Les Bâtisseurs
Un lieu perdu, une île peut-être, peuplée d’inlassables bâtisseurs qui empilent les planches de bois en quête de la forme idéale, entre fragilité pleine de grâce et équilibre sur le fil. Ils construisent des bâtisses, rabotent des planches, élèvent des constructions tarabiscotées ou érigent des murs pour mieux les franchir. Ces hommes et ces femmes, occupés à aimer, désirer et échafauder, expérimentent la civilisation. Une civilisation débarrassée de tout superflu…
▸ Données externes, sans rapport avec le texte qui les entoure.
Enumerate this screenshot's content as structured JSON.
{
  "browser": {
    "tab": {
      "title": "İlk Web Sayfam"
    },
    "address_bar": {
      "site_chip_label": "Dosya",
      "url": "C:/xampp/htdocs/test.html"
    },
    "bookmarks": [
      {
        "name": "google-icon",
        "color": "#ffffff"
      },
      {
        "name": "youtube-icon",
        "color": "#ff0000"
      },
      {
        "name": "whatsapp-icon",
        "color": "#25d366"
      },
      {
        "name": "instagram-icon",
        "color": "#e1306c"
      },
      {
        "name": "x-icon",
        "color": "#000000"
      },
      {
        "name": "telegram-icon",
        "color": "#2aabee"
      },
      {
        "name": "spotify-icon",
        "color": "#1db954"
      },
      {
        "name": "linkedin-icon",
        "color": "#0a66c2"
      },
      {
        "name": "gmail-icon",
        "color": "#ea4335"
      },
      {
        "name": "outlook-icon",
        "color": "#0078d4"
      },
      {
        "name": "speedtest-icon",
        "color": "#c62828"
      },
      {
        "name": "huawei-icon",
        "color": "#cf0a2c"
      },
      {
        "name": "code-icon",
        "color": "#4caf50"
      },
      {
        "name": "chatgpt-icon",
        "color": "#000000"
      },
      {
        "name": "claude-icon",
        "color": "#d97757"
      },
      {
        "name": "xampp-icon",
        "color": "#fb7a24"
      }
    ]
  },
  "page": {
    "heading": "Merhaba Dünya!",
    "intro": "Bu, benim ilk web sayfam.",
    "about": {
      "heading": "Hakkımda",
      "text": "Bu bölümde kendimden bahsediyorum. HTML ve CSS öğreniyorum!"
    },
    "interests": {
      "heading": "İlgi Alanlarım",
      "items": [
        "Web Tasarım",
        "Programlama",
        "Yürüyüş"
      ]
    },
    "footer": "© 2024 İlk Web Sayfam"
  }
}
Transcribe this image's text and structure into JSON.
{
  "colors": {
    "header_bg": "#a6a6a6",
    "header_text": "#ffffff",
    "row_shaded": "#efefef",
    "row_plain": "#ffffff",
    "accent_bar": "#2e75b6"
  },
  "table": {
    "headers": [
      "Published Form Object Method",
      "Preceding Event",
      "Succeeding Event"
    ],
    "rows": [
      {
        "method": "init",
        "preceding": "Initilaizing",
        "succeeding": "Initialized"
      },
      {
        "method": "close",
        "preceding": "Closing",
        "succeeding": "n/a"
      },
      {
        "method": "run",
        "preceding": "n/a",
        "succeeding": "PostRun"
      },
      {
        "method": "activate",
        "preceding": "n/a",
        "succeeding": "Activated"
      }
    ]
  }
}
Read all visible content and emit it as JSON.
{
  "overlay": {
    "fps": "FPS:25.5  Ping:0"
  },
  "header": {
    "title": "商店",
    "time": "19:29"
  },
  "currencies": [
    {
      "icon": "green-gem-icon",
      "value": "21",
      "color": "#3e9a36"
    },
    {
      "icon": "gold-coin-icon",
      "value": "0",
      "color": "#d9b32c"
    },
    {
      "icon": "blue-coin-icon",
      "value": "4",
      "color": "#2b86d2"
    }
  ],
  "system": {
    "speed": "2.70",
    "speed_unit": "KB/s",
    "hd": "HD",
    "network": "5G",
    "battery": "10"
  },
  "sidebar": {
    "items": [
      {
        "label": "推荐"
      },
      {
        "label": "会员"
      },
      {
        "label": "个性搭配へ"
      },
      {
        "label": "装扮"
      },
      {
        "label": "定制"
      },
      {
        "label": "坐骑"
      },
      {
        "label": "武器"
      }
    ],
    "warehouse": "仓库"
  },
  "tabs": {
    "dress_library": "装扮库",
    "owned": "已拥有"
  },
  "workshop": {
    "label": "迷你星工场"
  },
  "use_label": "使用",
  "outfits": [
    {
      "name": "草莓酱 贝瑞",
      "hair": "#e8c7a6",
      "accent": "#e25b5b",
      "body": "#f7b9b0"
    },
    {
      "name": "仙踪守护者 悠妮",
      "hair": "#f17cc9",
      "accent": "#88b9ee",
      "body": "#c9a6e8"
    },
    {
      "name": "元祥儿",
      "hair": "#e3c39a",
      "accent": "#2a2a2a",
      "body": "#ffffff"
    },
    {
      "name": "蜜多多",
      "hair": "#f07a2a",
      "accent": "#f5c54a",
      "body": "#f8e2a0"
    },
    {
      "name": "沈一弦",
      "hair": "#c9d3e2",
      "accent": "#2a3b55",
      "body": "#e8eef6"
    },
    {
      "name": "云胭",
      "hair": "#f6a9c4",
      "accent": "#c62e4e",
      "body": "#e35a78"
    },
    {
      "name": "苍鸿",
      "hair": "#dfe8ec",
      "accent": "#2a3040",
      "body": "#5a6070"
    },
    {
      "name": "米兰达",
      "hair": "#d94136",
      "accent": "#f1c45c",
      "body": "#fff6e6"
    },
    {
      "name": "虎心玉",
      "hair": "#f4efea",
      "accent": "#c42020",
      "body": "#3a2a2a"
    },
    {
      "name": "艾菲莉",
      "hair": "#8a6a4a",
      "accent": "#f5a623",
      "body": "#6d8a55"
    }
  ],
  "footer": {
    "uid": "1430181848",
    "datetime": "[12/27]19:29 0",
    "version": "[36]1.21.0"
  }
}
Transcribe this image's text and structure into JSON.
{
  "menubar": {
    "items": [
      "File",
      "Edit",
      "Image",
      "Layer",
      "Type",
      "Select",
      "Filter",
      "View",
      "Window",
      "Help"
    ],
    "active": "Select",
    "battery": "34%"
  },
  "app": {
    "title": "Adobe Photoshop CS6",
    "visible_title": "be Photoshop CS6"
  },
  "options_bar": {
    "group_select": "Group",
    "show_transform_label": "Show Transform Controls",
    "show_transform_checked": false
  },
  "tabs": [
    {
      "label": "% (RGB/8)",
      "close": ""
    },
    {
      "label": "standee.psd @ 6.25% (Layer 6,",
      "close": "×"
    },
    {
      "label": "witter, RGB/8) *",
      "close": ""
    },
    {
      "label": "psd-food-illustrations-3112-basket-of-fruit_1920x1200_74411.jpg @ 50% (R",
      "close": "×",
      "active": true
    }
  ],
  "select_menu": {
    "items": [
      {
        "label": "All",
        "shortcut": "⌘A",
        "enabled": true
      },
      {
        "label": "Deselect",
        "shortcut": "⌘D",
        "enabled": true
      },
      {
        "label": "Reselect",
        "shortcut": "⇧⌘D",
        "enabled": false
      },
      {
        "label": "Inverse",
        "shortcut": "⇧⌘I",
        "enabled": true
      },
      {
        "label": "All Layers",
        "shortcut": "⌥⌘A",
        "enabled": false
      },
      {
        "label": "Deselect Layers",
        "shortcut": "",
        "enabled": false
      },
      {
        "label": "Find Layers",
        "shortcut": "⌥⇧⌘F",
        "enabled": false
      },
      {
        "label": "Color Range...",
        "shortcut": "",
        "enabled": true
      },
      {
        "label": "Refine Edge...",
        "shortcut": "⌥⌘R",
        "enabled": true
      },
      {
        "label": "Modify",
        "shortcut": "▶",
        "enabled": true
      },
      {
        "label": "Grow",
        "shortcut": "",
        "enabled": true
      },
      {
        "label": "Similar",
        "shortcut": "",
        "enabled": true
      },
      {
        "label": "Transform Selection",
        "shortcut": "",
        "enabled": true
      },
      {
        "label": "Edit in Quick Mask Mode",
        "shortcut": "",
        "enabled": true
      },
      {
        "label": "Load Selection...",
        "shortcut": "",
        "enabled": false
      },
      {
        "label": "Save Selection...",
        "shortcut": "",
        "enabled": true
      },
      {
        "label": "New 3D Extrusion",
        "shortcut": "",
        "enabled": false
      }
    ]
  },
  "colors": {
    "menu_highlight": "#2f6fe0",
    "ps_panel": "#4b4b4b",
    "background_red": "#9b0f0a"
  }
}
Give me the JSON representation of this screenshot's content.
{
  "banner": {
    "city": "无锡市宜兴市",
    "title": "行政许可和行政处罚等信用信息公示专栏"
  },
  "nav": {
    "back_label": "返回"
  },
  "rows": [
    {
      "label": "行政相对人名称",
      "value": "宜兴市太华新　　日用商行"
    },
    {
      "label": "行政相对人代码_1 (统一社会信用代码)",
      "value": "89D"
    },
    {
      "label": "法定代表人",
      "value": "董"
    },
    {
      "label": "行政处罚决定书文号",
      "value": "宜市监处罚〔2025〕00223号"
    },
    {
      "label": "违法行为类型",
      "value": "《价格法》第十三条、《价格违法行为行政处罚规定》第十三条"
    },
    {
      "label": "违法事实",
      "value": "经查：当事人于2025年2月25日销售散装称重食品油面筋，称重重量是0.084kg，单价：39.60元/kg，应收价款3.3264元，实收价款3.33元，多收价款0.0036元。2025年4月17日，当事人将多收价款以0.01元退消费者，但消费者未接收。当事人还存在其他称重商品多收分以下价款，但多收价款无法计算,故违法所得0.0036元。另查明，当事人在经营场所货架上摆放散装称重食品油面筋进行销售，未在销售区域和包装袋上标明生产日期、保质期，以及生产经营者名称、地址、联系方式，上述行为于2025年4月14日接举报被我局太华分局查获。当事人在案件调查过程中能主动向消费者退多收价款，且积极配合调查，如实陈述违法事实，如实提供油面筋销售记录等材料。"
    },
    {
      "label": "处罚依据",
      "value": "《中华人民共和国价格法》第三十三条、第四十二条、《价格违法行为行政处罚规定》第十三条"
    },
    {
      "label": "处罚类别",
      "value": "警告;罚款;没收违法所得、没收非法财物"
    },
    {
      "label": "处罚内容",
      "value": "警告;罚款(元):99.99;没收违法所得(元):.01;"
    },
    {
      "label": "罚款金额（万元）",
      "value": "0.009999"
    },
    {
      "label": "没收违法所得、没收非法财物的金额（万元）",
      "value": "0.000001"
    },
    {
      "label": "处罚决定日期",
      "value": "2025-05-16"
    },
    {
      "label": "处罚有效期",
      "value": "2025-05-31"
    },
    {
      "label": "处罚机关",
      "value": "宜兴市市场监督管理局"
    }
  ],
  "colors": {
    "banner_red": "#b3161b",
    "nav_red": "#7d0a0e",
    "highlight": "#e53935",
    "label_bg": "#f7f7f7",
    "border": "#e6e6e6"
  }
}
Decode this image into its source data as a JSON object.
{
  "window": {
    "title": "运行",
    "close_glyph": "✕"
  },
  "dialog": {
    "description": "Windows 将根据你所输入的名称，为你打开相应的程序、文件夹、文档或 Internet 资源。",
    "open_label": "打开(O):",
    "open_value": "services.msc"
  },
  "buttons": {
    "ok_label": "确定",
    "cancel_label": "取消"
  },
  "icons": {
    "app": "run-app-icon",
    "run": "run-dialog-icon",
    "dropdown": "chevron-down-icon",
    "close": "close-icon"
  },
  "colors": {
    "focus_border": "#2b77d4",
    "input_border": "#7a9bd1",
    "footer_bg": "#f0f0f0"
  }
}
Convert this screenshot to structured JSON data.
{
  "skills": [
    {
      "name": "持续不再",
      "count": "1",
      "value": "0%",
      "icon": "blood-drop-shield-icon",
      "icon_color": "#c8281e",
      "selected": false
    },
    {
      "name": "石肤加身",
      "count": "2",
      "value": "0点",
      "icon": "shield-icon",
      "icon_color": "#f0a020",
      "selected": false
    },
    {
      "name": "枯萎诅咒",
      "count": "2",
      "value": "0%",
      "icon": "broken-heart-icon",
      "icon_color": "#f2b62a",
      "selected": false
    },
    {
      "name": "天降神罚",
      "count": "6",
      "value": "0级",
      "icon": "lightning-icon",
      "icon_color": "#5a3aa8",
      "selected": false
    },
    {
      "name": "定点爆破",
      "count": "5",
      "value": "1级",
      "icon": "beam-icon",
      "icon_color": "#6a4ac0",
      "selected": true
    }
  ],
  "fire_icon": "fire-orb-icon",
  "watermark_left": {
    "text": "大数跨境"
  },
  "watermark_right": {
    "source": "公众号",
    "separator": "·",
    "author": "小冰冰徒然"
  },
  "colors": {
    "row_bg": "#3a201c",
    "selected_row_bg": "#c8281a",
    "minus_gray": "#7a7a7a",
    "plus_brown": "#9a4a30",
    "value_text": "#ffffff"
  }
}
Les Bâtisseurs, signée Yannis La Machia, est une expérimentation étonnante (sélectionné à Angoulême 2018), sorte de champ lexical graphique de l’équilibre. On voit des hommes et des femmes bâtir des formes étranges. Comme un enfant qui jouerait aux Lego, cette société construit pour mieux détruire : des cages suspendues, des catapultes, des grues alambiquées, des colonnes structurées, la rationalité le disputant au chaos, la culture à la nature. Et par miracle, tout tient, les édifices snobant les pesanteurs. Si le récit semble dénué d’organisation, ce n’est qu’une impression. Car le dépliant central, les pages en blanc ou jaune et le trait, fin et fragile, dessinent lentement des équilibres en construction avec pour seul leitmotiv l’envie de créer à partir, justement, de la page blanche. Le graphisme lorgnant du côté de l’architecture et de l’un de ses plus illustres représentant, le hollandais Rem Koolhaas. Résultat, le livre interroge au moins autant qu’il fascine, comme le miroir d’une société tâtonnant dans l’inconnu mais tendue vers son devenir. Avec ses questions, en suspens.